Interessant ist dabei, dass die Frauen der RAF sich selbst zwar als Revolutionärinnen verstanden, nicht aber die Befreiung der Frau thematisierten. Die Freiheit für alle Menschen stand im Fokus der Aktionen. Gekämpft wurde um die gleichen Dinge, die auch die Männer der RAF im Fokus hatten: zynisch gesagt die schöne neue Welt.

Spielte das alte Rollenverständnis keine Rolle?

Nach Jahrzehnten ist deutlich, dass die RAF an sich nie gezielt weibliche Mitglieder anwarb. In einer gezielten Strategie zur Rekrutierung setzte die RAF auf verschiedene Ansätze, um ihre Mitglieder zu gewinnen. Durch politische Themen und eine radikale Ideologie gelang es der Organisation, ebenso weibliche Personen für den Kampf gegen das politische System zu begeistern.

Die Radikalisierung erfolgte oft durch persönliche Kontakte innerhalb der Gruppe, aber auch durch manipulative Ideologien. Die RAF nutzte die Unzufriedenheit vieler junger Menschen mit dem politischen System in Deutschland und Europa gezielt, um neue Mitglieder zu gewinnen.

Das Bild der weiblichen Terroristen nach dem bewaffneten Kampf

Plötzlich pleite nach dem Terror: Als es mit der RAF vorbei war, ging den Kämpfern das Geld aus. Statt Rente galt es auch für die jüngst verhaftete Daniela Klette für den Lebensunterhalt zu sorgen – notfalls mit der Waffe. Das hat wenig mit starker Kunst auf Emanzipation zu tun. Vielmehr ist es Beschaffungskriminalität, die das Leben im Untergrund erfordert.
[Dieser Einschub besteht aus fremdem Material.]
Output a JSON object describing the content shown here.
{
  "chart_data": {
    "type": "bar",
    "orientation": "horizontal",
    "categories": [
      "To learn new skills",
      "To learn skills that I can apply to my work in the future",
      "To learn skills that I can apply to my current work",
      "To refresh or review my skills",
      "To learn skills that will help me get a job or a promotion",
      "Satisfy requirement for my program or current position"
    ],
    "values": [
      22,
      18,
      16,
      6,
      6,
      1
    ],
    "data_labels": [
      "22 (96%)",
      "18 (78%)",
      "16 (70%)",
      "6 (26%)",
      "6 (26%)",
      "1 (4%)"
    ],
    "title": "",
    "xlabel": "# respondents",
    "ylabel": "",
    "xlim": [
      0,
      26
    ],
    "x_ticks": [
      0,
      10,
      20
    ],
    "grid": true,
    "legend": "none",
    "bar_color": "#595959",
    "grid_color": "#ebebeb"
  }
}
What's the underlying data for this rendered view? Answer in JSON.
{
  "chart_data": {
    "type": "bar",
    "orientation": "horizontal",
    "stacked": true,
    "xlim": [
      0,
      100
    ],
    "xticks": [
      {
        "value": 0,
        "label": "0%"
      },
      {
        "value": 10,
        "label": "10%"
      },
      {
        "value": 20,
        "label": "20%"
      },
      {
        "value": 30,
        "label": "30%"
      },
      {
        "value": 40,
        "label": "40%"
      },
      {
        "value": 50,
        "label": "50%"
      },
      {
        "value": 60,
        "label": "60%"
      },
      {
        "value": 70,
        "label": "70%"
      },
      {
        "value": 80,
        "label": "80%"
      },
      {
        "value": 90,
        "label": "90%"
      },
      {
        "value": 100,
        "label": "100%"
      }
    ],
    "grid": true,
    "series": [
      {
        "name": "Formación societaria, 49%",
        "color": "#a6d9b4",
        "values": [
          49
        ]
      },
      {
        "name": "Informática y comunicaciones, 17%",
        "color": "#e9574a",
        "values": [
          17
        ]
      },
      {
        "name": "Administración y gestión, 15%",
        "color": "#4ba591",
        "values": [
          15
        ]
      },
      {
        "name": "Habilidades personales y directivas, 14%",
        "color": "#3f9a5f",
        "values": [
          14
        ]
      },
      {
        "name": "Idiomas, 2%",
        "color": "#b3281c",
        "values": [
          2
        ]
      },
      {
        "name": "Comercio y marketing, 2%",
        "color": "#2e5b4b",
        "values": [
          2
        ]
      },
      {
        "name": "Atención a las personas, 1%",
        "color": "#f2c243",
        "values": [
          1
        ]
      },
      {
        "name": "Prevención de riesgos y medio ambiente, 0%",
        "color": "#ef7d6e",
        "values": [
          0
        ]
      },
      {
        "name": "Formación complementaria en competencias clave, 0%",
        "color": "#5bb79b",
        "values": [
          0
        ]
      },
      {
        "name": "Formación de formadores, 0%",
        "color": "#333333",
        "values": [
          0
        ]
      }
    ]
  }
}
Es ist davon auszugehen, dass das Gruppengefüge der RAF ohne eine starke, weibliche Präsenz anders verlaufen wäre. Ist das Bild der weiblichen Terroristen in den Medien und der Öffentlichkeit geprägt von Sensationsgier und Stereotypen? Nein, viel mehr wird auf das Phänomen der RAF an sich gesehen und den abstrakten Wunsch, der einst zum Kampf führte. Nämlich eine grundlegende Veränderung der Gesellschaft. Auffällig ist die Präsenz der Frauen in der RAF dennoch – keine Spur vom weichen und zarten Naturell.

Ulrike Meinhof und Gudrun Ensslin als die Chefstrateginnen, denen über Jahrzehnte noch zahlreiche Frauen folgen sollten. Essenziell ist es, hinter die Schlagzeilen zu blicken und die Komplexität dieser Frauen zu erkennen – als aktive Akteurinnen des Terrorismus, nicht bloß als Randfiguren. Statt differenzierter Betrachtung dominiert oft die Darstellung als willenlose Gehilfinnen männlicher Anführer.

Die Frauen der RAF werden entweder romantisiert oder dämonisiert, ohne Raum für ihre individuellen Beweggründe und Ideologien. Die Fokussierung auf ihr Rollenbild lenkt von ihren Taten ab und verstärkt das Bild der manipulierten Opfer. Eine kritische Auseinandersetzung mit der Darstellung weiblicher Terroristen ist unumgänglich für eine ausgewogene Diskussion über Terrorismusbekämpfung und Geschlechterrollen in unserer Gesellschaft. Sicherlich wäre das Bild der RAF und die Auswirkung des Kampfes ohne die Frauen in den eigenen Reihen ein andere.

Aber es bleibt was es ist: Die Rote Armee Fraktion war und ist auch eine Gruppe der Frauen. Der Gang in die RAF war sicherlich auch eine Überschreitung der Geschlechternormen, vielleicht fand die weibliche Selbstdeutung ja innen statt. Die Entscheidung für die Rote Armee Fraktion war letztendlich eine individuelle Entscheidung, egal ob Mann oder Frau. Für Daniela Klette endete der Bewaffnete Kampf vergangene Woche unfreiwillig mit ihrer Festnahme. Ihre beiden Kollegen dürften bald folgen.